The following statement was revised by the American College of Surgeons (ACS) Committee on Perioperative Care and was reviewed and approved by the ACS Board of Regents at its June 2016 meeting.
The ACS recognizes patient safety as an issue of the highest priority and strongly urges individual hospitals and health care organizations to take all reasonable measures to prevent the unintended retention of surgical items in the surgical wound.
Surgical procedures take place within a system of perioperative care composed of surgeons, perioperative registered nurses, surgical technologists, and anesthesia professionals. These health care providers share a common ethical, legal, and moral responsibility to promote an optimal patient outcome.
Prevention of unintentionally retained surgical items after surgery requires good communication among perioperative personnel and the consistent application of reliable and standardized processes of care.
Therefore the ACS recommends the following guidelines that can be adapted to various practice settings, including traditional operating rooms (OR), ambulatory surgery centers, surgeons’ offices, and other areas where operative and invasive procedures are performed:
- Recommendations to prevent the retention of sponges, sharps, instruments, and other designated miscellaneous items include:
- Consistent application and adherence to standardized counting procedures
- Performance of a methodical wound exploration before closure of the surgical site
- Use of X ray-detectable items in the surgical wound
- Maintenance of an optimal OR environment to allow focused performance of operative tasks
- Use of X ray or other technology (such as radiofrequency detection and bar coding) as indicated to ensure that no unintended item remains in the operative field
- Suspension of these measures may be necessary in certain life-threatening situations
- Documentation should include, but not be limited to, results of surgical item counts, notification of the surgical team members, instruments or items intentionally left as packing, and actions taken if count discrepancies occur.
- Surgical facilities must provide resources to ensure that necessary equipment and personnel are available to support these perioperative surgical safety measures.
- Policies and procedures for the prevention of retained foreign bodies should be developed, reviewed periodically, revised as necessary, and available in the practice setting.
- Disclosure of the event to patients and family members should follow the institution’s adverse event policy.
The ACS also endorses the National Quality Forum’s definition of “end of surgery” as the moment “…after all incisions or procedural access routes have been closed in their entirety, device(s) such as probes or instruments have been removed, and, if relevant, final surgical counts confirming accuracy of counts and resolving any discrepancies have concluded and the patient has been taken from the operating/procedure room,” where applicable.
The ACS offers this statement for consideration by surgeons, their hospitals, and health care organizations. This statement is provided as general guidance. It does not constitute a standard of care and is not intended to replace the professional judgment of the surgeon or health care administrator.
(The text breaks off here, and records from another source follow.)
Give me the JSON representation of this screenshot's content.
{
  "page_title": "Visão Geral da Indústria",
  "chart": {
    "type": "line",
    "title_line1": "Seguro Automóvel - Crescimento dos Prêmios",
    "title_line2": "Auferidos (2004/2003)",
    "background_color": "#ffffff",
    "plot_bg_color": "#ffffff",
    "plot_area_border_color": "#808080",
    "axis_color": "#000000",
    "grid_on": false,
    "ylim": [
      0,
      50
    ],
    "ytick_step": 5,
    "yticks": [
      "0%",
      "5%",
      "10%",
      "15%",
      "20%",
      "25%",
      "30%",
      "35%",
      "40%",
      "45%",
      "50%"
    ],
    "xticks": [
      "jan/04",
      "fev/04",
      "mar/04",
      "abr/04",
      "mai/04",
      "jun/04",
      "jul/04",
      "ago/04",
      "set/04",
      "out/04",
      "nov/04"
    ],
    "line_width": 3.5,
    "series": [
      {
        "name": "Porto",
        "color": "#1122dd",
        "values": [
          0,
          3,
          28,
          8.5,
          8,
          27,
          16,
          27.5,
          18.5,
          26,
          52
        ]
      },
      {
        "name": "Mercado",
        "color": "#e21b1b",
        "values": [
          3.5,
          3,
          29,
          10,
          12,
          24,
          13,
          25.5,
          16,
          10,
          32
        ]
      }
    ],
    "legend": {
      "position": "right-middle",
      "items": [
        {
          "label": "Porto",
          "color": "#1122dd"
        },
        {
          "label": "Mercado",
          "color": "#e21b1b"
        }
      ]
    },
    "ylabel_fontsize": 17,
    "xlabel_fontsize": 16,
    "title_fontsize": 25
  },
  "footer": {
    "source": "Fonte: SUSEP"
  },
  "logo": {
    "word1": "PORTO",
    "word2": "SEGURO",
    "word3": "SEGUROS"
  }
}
This statement may be reviewed and modified as necessary to conform with the laws of the applicable jurisdiction, the circumstances of the individual hospital and health care organization, and requirements of other allied and health care organizations.
Cima RR, Kollengode A, Storsveen AS, et al. A multidisciplinary team approach to retained foreign objects. Jt Comm J Qual Patient Saf. 2009;35(3):123-132.
National Quality Forum. Serious Reportable Events in Healthcare–2011 Update: A Consensus Report. Washington, DC. Available at: www.qualityforum.org/Publications/2011/12/SRE_2011_Final_Report.aspx. Accessed August 15, 2016.
Recommended practices for prevention of retained surgical items. In: Perioperative Standards and Recommended Practices. Denver, CO: AORN, Inc; 2013:305-321.